There are several elements that are evidence for prehistoric connections between Scotland, the rest of the UK, Ireland and mainland Europe. Not only do we find artefacts of different provenances, but ancient DNA and isotope analyses have recently demonstrated that individuals from other parts of Europe reached Scotland during prehistory. The carvings of the stags really reinforce this idea, since all over Europe we see representations of deer in a number of different contexts. Clearly this animal was very special for many societies, including those who were living and dying in Kilmartin Glen at the time. The use of these images in funerary monuments is not unique to Scotland, with other examples being known, for example, in Portugal. There are some aspects of the burial practice that resemble others across Europe, beyond the use of animal carvings.
How did it feel personally to be part of such an exciting project?
The animal carvings were found by Hamish Fenton, who has a background in archaeology and does a lot of 3D modelling in various archaeological sites. He replied to a post that I wrote in Scotland’s Rock Art Project Facebook page, about the absence of Neolithic and Bronze Age animal carvings in Scotland, and shared his find with me. I could hardly believe in what I was seeing!
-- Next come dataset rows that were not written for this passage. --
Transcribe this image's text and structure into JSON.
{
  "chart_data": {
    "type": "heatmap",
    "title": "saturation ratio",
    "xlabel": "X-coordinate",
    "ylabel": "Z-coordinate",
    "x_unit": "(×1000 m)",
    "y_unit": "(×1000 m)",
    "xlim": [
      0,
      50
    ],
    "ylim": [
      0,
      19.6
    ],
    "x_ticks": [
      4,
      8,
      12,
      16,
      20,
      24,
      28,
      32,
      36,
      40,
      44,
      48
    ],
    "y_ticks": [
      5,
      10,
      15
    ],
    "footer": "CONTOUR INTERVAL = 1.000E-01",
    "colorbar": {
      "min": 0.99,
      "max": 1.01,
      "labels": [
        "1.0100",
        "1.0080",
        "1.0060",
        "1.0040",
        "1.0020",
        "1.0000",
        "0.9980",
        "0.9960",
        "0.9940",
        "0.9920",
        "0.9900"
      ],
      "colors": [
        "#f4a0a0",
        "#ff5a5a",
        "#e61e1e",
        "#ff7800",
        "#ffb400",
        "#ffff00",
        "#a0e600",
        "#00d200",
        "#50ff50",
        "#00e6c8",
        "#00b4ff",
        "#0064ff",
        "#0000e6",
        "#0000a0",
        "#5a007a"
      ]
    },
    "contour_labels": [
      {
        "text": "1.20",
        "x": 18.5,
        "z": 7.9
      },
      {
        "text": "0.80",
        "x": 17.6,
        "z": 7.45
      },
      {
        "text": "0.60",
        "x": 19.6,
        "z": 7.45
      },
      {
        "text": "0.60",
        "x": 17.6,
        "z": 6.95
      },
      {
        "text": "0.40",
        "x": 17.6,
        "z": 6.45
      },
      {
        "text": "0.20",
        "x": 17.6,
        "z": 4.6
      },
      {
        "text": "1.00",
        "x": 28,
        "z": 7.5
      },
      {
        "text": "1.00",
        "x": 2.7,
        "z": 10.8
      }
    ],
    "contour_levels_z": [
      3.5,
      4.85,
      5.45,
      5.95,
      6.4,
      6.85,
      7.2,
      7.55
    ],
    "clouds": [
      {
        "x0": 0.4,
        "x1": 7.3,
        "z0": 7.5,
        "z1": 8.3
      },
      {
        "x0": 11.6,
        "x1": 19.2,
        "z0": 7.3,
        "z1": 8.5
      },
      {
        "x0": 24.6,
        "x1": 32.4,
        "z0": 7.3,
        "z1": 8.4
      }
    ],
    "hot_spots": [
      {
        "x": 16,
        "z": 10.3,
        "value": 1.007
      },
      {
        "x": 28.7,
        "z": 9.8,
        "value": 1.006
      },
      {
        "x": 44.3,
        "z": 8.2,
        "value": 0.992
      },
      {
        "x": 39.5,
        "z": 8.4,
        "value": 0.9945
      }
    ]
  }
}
Until then there was absolutely no idea that carvings like this could exist in Scotland.
I worked extensively in Iberian rock art in the past, and I immediately understood the importance of this find! It really changes everything we knew about rock art in Scotland, and we will now have to reassess this and look for other examples, because they must be out there. Ever since I have been researching Dunchraigaig rock art, and it has been a great pleasure to be involved in such a wonderful discovery, learning and thinking about this really fascinating site.